Here’s an action plan to get you more in control:
Find a tax professional to do your taxes and consult with throughout the year: You may be able to do them yourself, but the assistance of someone to double-check what you’ve done is worth it. Having an expert in the field of tax liability puts you in a better position to have them done correctly. This person can also advise you during the year when you have questions.
Keep track of every class you teach for which you are paid. Create a master spreadsheet and track each and every class you teach, date, time and how much you were paid. This is also a great place to note mileage, if any, and the resulting amount of mileage should be transferred to your expenses spreadsheet.
For every class where you're paid, indicate if the class fee is taxed or not. You can do this via the same spreadsheet noted above. Indicate “1099”, “W4”, “cash,” or “check” in a separate column.
For every class where you're paid and NOT taxed, take a certain percentage of the rate and indicate what that number is in another column. At the end of the week, total up this amount and put it in a savings account. Remember I talked about “moving parts?” Well, this is probably the biggest moving part. IF you don’t put this money away week by week, you'll either pay it on April 15th when your full tax liability is determined through completion of your taxes, or you'll pay throughout the year in four ESTIMATED tax payments. Figuring out what percentage to put away will most likely require the help of your CPA. You could start with something like 20%, but to have a better idea, consult a professional. Putting the money in a savings account along the way prevents you from having to come up with a huge payment at tax time or when you need to make estimated payments (see below).

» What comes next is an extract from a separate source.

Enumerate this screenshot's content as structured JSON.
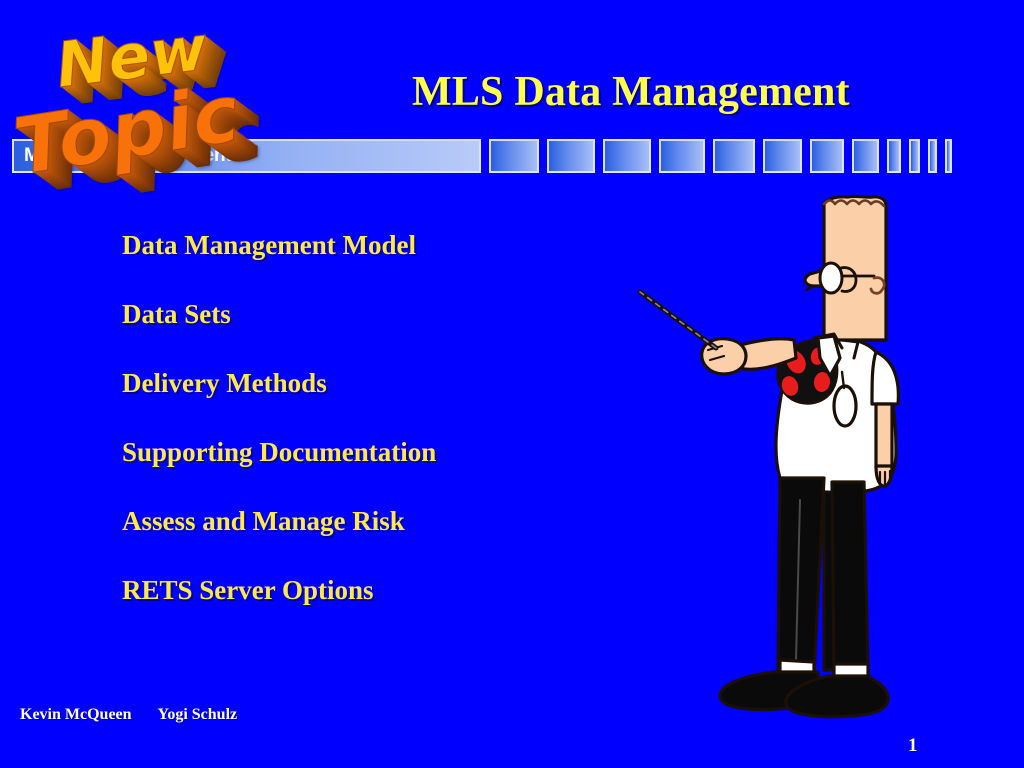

Self-employed individuals can make tax payments throughout the year rather than waiting until April 15th. I would consult a tax professional to determine how much to pre-pay, but generally, people with adjusted gross incomes of $150,000 or less (many yoga teachers) will be advised to at least pre-pay the tax they paid last year (line 61, form 1040). This is split into four payments that are due on April 15, June 17, September 16 and January 15th of the following year.
Please note that the first estimated payment for the current year is due at the same time (April 15th) as the tax payment you have to make for the year before. This means that you’ll be paying for the year prior AND paying ahead for the year you’re in on the same day.
As often as possible, look for employers that will take taxes out of your pay. In my experience, if you work for a company like a gym or health club, they may put you on a formal payroll, in which case, your earnings will be taxed. But studio pay, privates, private contracted work you do (such as workshops or teacher training income) will not be taxed. The reality is you need to take the jobs you want, but if the income is taxed, it can be a huge relief.
Report everything. This goes without saying, but be honest and report everything you earn as income.
I’m writing this as a yoga teacher and someone who's learned along the way what's worked and what hasn’t for me. I’ve consulted with my CPA over the years. I’m not a tax professional but have tried to learn as much as I can to apply it to the job of being a teacher. I’m sure there are many other techniques that you may be using to manage your taxes, and I encourage you to share those ideas here! As dry and boring as it is to talk about taxes, you know what they say: "There are only two certainties in life: death and taxes."